Rudolfo punya langgam tersendiri menyeduh kopi, yang boleh jadi berbeda dengan kebiasaan umumnya penikmat. Kopi seduh tak diaduk.
Ia akan menumpahkan isi saset harga seribu empat ratus perak ke dasar cangkir, kemudian menuang air baru diangkat dari api. Seketika aroma merangsang menghambur menyerbu bulu-bulu hidung.
Tampak gelembung-gelembung putih bermunculan pada permukaan berwarna hitam. Partikel-partikel mengambang satu demi satu lesap. Meluncur berkumpul bersama teman-temannya yang lebih dulu tenggelam.
Setelah menunggu sejenak, baru Rudolfo memagut bibir cangkir. Matanya terpejam menikmati aroma dan rasa.

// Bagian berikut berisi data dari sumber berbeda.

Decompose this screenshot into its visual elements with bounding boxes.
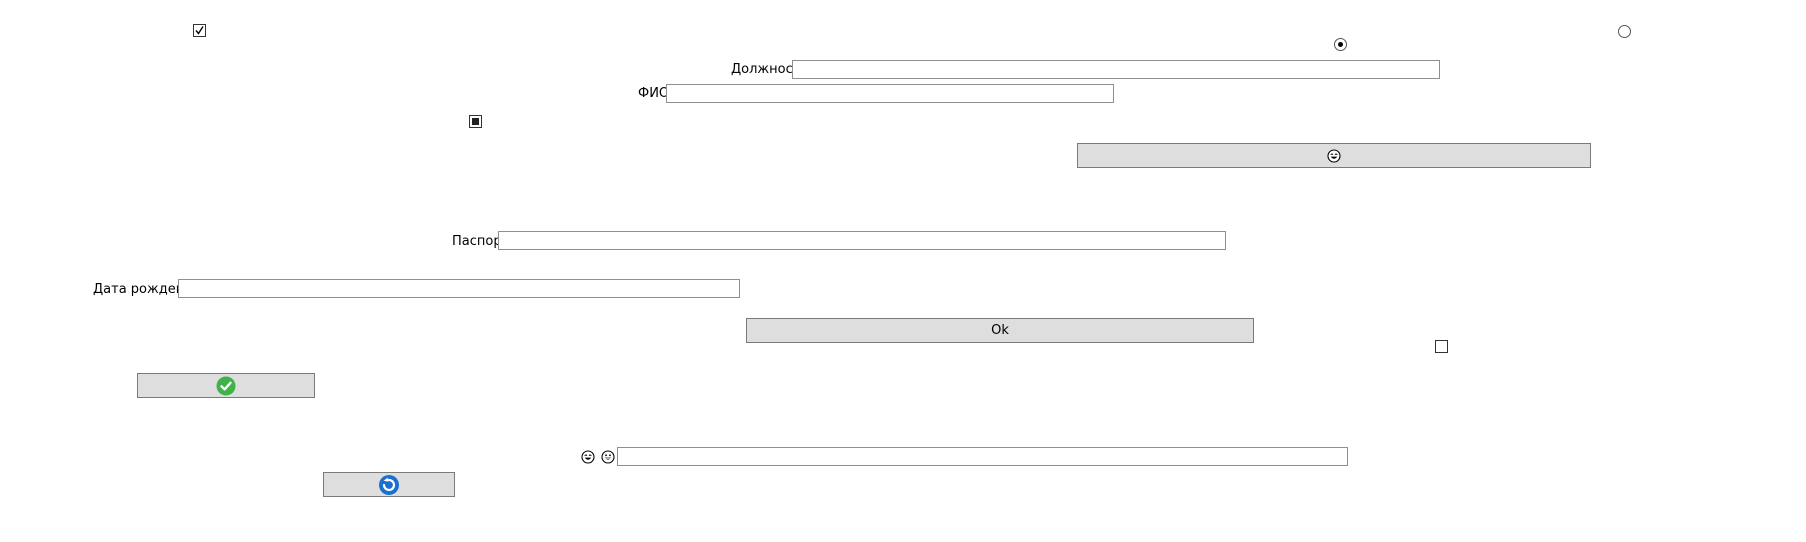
radio-selected[interactable] xyxy=(1334,38,1347,51)
checkbox-indeterminate[interactable] xyxy=(469,115,482,128)
position-input[interactable] xyxy=(792,60,1440,79)
birth-date-input[interactable] xyxy=(178,279,740,298)
refresh-icon xyxy=(379,474,399,495)
ok-button-label: Ok xyxy=(991,323,1009,338)
radio-unselected[interactable] xyxy=(1618,25,1631,38)
radio-dot xyxy=(1338,42,1343,47)
green-check-icon xyxy=(216,376,236,395)
passport-input[interactable] xyxy=(498,231,1226,250)
laughing-face-icon xyxy=(581,450,595,464)
checkbox-top-left[interactable] xyxy=(193,24,206,37)
fio-label: ФИО xyxy=(638,86,670,101)
bottom-input[interactable] xyxy=(617,447,1348,466)
laughing-face-icon xyxy=(1327,148,1341,163)
fio-input[interactable] xyxy=(666,84,1114,103)
emoji-button[interactable] xyxy=(1077,143,1591,168)
ok-button[interactable]: Ok xyxy=(746,318,1254,343)
refresh-button[interactable] xyxy=(323,472,455,497)
indeterminate-mark xyxy=(472,118,479,125)
grinning-face-icon xyxy=(601,450,615,464)
confirm-button[interactable] xyxy=(137,373,315,398)
checkmark-icon xyxy=(195,26,204,35)
checkbox-right[interactable] xyxy=(1435,340,1448,353)
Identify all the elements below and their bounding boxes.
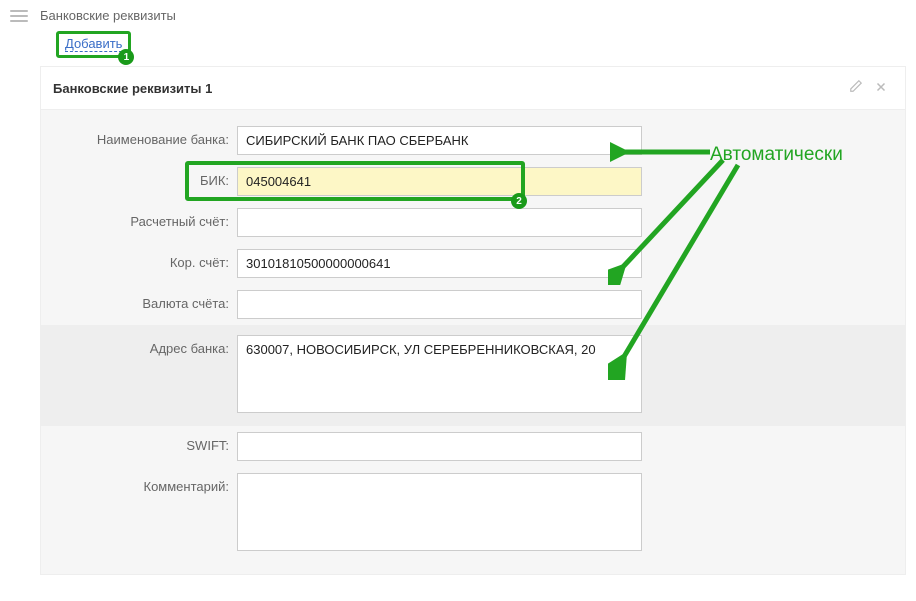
corr-account-field[interactable] [237,249,642,278]
row-settlement-account: Расчетный счёт: [41,202,905,243]
annotation-badge-2: 2 [511,193,527,209]
annotation-auto-text: Автоматически [710,144,843,166]
topbar: Банковские реквизиты [0,0,916,27]
label-bank-name: Наименование банка: [41,126,237,147]
add-link-row: Добавить 1 [0,27,131,66]
bank-name-field[interactable] [237,126,642,155]
settlement-account-field[interactable] [237,208,642,237]
label-settlement-account: Расчетный счёт: [41,208,237,229]
label-currency: Валюта счёта: [41,290,237,311]
row-corr-account: Кор. счёт: [41,243,905,284]
page-title: Банковские реквизиты [40,8,176,23]
page-root: Банковские реквизиты Добавить 1 Банковск… [0,0,916,575]
close-icon[interactable] [869,78,893,99]
hamburger-icon[interactable] [10,10,28,22]
panel-form: Наименование банка: БИК: 2 Расчетный счё… [41,110,905,574]
row-swift: SWIFT: [41,426,905,467]
panel-title: Банковские реквизиты 1 [53,81,843,96]
label-comment: Комментарий: [41,473,237,494]
panel-header: Банковские реквизиты 1 [41,67,905,110]
row-bik: БИК: 2 [41,161,905,202]
label-bik: БИК: [41,167,237,188]
bank-address-field[interactable] [237,335,642,413]
annotation-box-1: Добавить 1 [56,31,131,58]
row-currency: Валюта счёта: [41,284,905,325]
label-bank-address: Адрес банка: [41,335,237,356]
bank-details-panel: Банковские реквизиты 1 Наименование банк… [40,66,906,575]
swift-field[interactable] [237,432,642,461]
bik-field[interactable] [237,167,642,196]
row-bank-address: Адрес банка: [41,325,905,426]
comment-field[interactable] [237,473,642,551]
add-link[interactable]: Добавить [65,36,122,52]
currency-field[interactable] [237,290,642,319]
annotation-badge-1: 1 [118,49,134,65]
row-comment: Комментарий: [41,467,905,560]
label-swift: SWIFT: [41,432,237,453]
label-corr-account: Кор. счёт: [41,249,237,270]
edit-icon[interactable] [843,77,869,99]
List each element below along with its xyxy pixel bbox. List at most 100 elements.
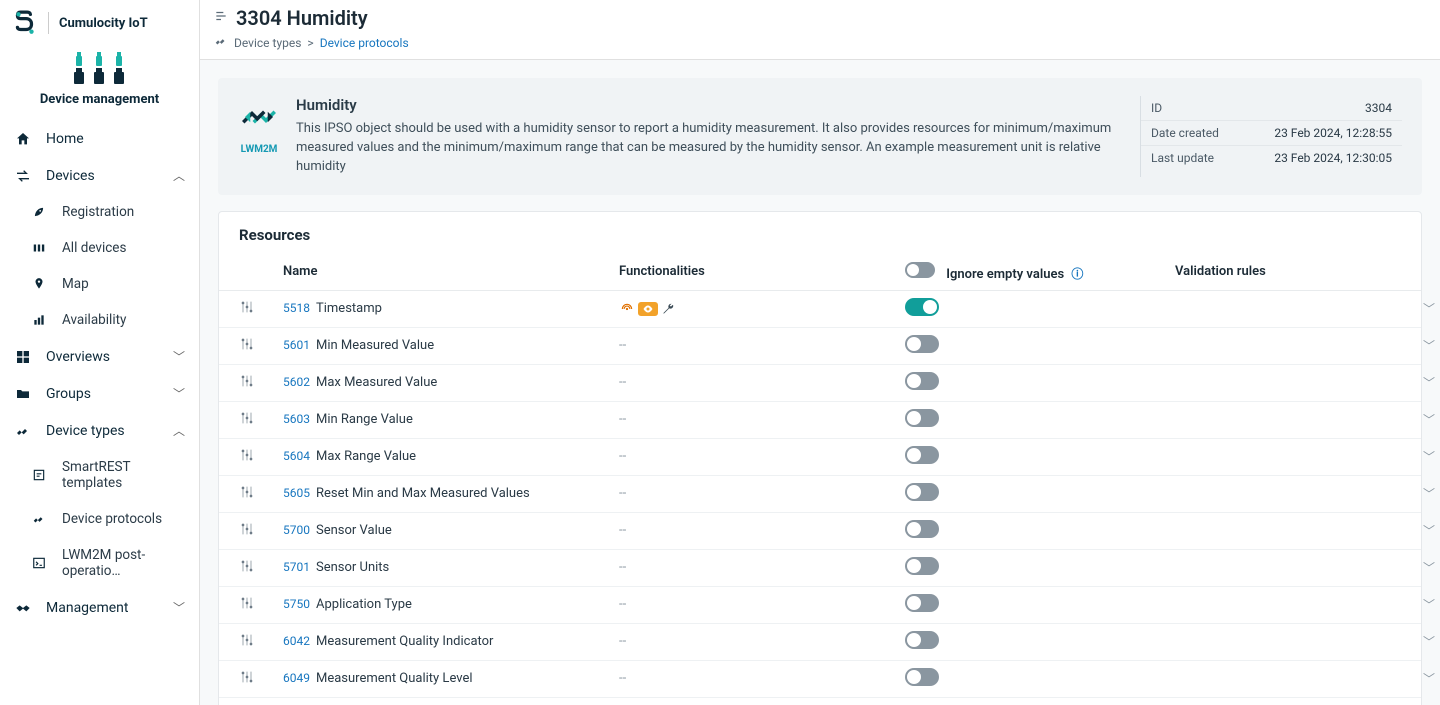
expand-row-chevron[interactable]: ﹀ xyxy=(1395,448,1435,465)
resource-row[interactable]: 6050Fractional Timestamp--﹀ xyxy=(219,698,1421,705)
nav-lwm2m-post[interactable]: LWM2M post-operatio… xyxy=(0,537,199,589)
expand-row-chevron[interactable]: ﹀ xyxy=(1395,559,1435,576)
settings-icon xyxy=(239,521,283,541)
module-title: Device management xyxy=(40,92,159,107)
settings-icon xyxy=(239,299,283,319)
chevron-down-icon: ﹀ xyxy=(173,348,185,365)
resource-row[interactable]: 6042Measurement Quality Indicator--﹀ xyxy=(219,624,1421,661)
resource-functionalities: -- xyxy=(619,375,905,390)
expand-row-chevron[interactable]: ﹀ xyxy=(1395,670,1435,687)
resource-name: 5700Sensor Value xyxy=(283,523,619,538)
map-pin-icon xyxy=(30,277,48,291)
breadcrumb: Device types > Device protocols xyxy=(214,34,1426,51)
nav-device-types[interactable]: Device types ︿ xyxy=(0,412,199,449)
resource-functionalities: -- xyxy=(619,523,905,538)
brand-name: Cumulocity IoT xyxy=(59,16,148,31)
ignore-empty-toggle[interactable] xyxy=(905,520,939,538)
protocol-tag: LWM2M xyxy=(238,144,280,155)
ignore-empty-toggle[interactable] xyxy=(905,372,939,390)
ignore-empty-master-toggle[interactable] xyxy=(905,262,935,278)
protocol-name: Humidity xyxy=(296,96,1120,114)
expand-row-chevron[interactable]: ﹀ xyxy=(1395,374,1435,391)
nav-availability[interactable]: Availability xyxy=(0,302,199,338)
resource-row[interactable]: 6049Measurement Quality Level--﹀ xyxy=(219,661,1421,698)
col-ignore-empty: Ignore empty values ⓘ xyxy=(905,262,1175,282)
crumb-device-protocols[interactable]: Device protocols xyxy=(320,36,409,50)
expand-row-chevron[interactable]: ﹀ xyxy=(1395,485,1435,502)
resource-row[interactable]: 5604Max Range Value--﹀ xyxy=(219,439,1421,476)
resource-name: 5604Max Range Value xyxy=(283,449,619,464)
resource-row[interactable]: 5750Application Type--﹀ xyxy=(219,587,1421,624)
ignore-empty-toggle[interactable] xyxy=(905,409,939,427)
resource-functionalities: -- xyxy=(619,449,905,464)
ignore-empty-toggle[interactable] xyxy=(905,335,939,353)
protocol-meta: ID3304 Date created23 Feb 2024, 12:28:55… xyxy=(1140,96,1402,177)
resource-functionalities xyxy=(619,302,905,316)
resource-functionalities: -- xyxy=(619,671,905,686)
ignore-empty-cell xyxy=(905,372,1175,394)
ignore-empty-toggle[interactable] xyxy=(905,446,939,464)
resource-functionalities: -- xyxy=(619,486,905,501)
resource-name: 5605Reset Min and Max Measured Values xyxy=(283,486,619,501)
ignore-empty-toggle[interactable] xyxy=(905,557,939,575)
module-block: Device management xyxy=(0,46,199,117)
ignore-empty-toggle[interactable] xyxy=(905,631,939,649)
topbar: 3304 Humidity Device types > Device prot… xyxy=(200,0,1440,60)
nav-overviews[interactable]: Overviews ﹀ xyxy=(0,338,199,375)
device-management-icon xyxy=(70,52,130,88)
resource-functionalities: -- xyxy=(619,597,905,612)
nav-home[interactable]: Home xyxy=(0,121,199,157)
resource-row[interactable]: 5605Reset Min and Max Measured Values--﹀ xyxy=(219,476,1421,513)
protocol-description: This IPSO object should be used with a h… xyxy=(296,120,1120,177)
settings-icon xyxy=(239,669,283,689)
ignore-empty-toggle[interactable] xyxy=(905,483,939,501)
nav-management[interactable]: Management ﹀ xyxy=(0,589,199,626)
handshake-icon xyxy=(14,600,32,616)
resource-row[interactable]: 5518Timestamp﹀ xyxy=(219,291,1421,328)
resource-row[interactable]: 5602Max Measured Value--﹀ xyxy=(219,365,1421,402)
ignore-empty-cell xyxy=(905,483,1175,505)
plug-icon xyxy=(14,423,32,439)
nav-devices[interactable]: Devices ︿ xyxy=(0,157,199,194)
ignore-empty-cell xyxy=(905,298,1175,320)
nav-all-devices[interactable]: All devices xyxy=(0,230,199,266)
ignore-empty-cell xyxy=(905,594,1175,616)
nav-map[interactable]: Map xyxy=(0,266,199,302)
ignore-empty-cell xyxy=(905,520,1175,542)
chevron-up-icon: ︿ xyxy=(173,422,185,439)
chevron-down-icon: ﹀ xyxy=(173,599,185,616)
nav-smartrest[interactable]: SmartREST templates xyxy=(0,449,199,501)
nav-groups[interactable]: Groups ﹀ xyxy=(0,375,199,412)
settings-icon xyxy=(239,373,283,393)
ignore-empty-toggle[interactable] xyxy=(905,298,939,316)
resource-row[interactable]: 5603Min Range Value--﹀ xyxy=(219,402,1421,439)
expand-row-chevron[interactable]: ﹀ xyxy=(1395,522,1435,539)
ignore-empty-cell xyxy=(905,557,1175,579)
resource-row[interactable]: 5700Sensor Value--﹀ xyxy=(219,513,1421,550)
expand-row-chevron[interactable]: ﹀ xyxy=(1395,596,1435,613)
nav-registration[interactable]: Registration xyxy=(0,194,199,230)
menu-icon[interactable] xyxy=(214,9,228,27)
ignore-empty-cell xyxy=(905,446,1175,468)
protocol-icon: LWM2M xyxy=(238,96,280,177)
expand-row-chevron[interactable]: ﹀ xyxy=(1395,411,1435,428)
resource-name: 5701Sensor Units xyxy=(283,560,619,575)
resources-title: Resources xyxy=(219,212,1421,254)
dashboard-icon xyxy=(14,349,32,365)
ignore-empty-toggle[interactable] xyxy=(905,668,939,686)
resources-card: Resources Name Functionalities Ignore em… xyxy=(218,211,1422,705)
expand-row-chevron[interactable]: ﹀ xyxy=(1395,337,1435,354)
crumb-1: Device types xyxy=(234,36,301,50)
resource-row[interactable]: 5701Sensor Units--﹀ xyxy=(219,550,1421,587)
ignore-empty-toggle[interactable] xyxy=(905,594,939,612)
chevron-up-icon: ︿ xyxy=(173,167,185,184)
expand-row-chevron[interactable]: ﹀ xyxy=(1395,300,1435,317)
expand-row-chevron[interactable]: ﹀ xyxy=(1395,633,1435,650)
resource-name: 5602Max Measured Value xyxy=(283,375,619,390)
swap-icon xyxy=(14,168,32,184)
protocol-icon xyxy=(30,512,48,526)
settings-icon xyxy=(239,632,283,652)
nav-device-protocols[interactable]: Device protocols xyxy=(0,501,199,537)
help-icon[interactable]: ⓘ xyxy=(1071,267,1083,281)
resource-row[interactable]: 5601Min Measured Value--﹀ xyxy=(219,328,1421,365)
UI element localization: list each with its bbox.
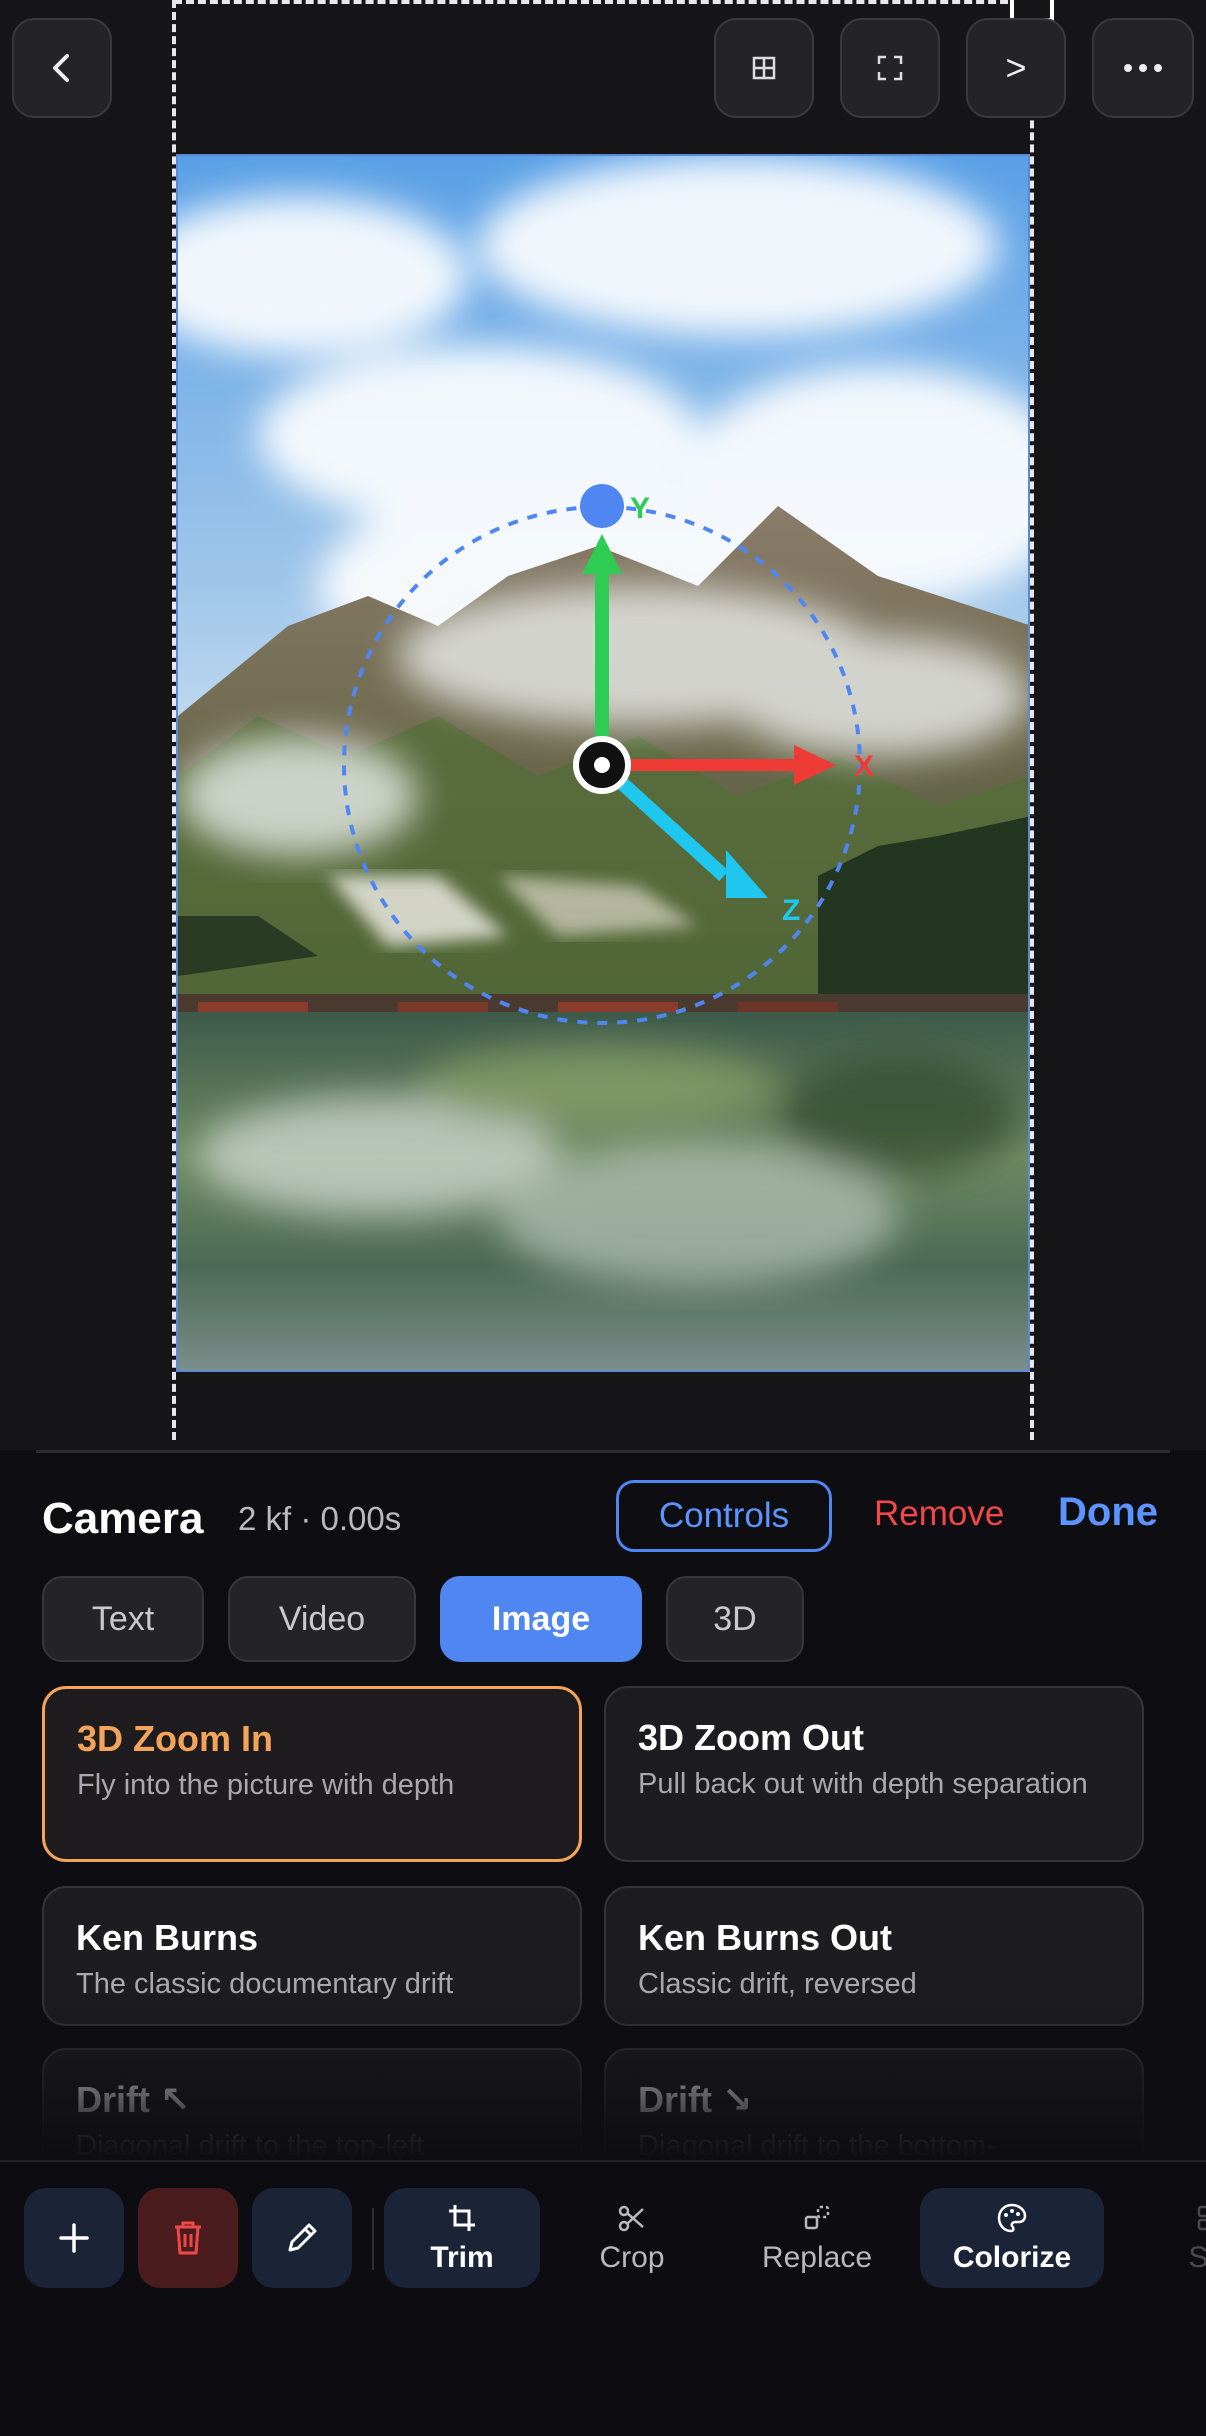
image-canvas[interactable]: Y X Z (176, 154, 1030, 1372)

Bagi Rudolfo kopi plus gula tak diaduk memiliki filosofi. Sebagai cara memandang hidup. Jadi bukan sekadar kopi seduh tak diaduk.
Kopi saset berisi kopi bubuk plus gula ketika diseduh dengan air panas, lantas diaduk merata akan terasa manis berlebihan.
Kalaupun ingin manis, Rudolfo menyeduh kopi dibubuhi gula. Bukan gula dikasih kopi.
Berkebalikan dengan selera umum yang menyatakan, kopi harus manis betul agar tercecap enak.
Rudolfo jarang meracik kopi dengan menakar sejumlah bubuk dan sedikit gula. Lebih kerap bikin kopi seduh tak diaduk.
Pada sesapan awal, larutan kopi memang terasa pahit tidak ada manis-manisnya. Begitu tiba di setengah bagian, mulai terasa rembesan gula menandingi getir kopi. Manis yang samar.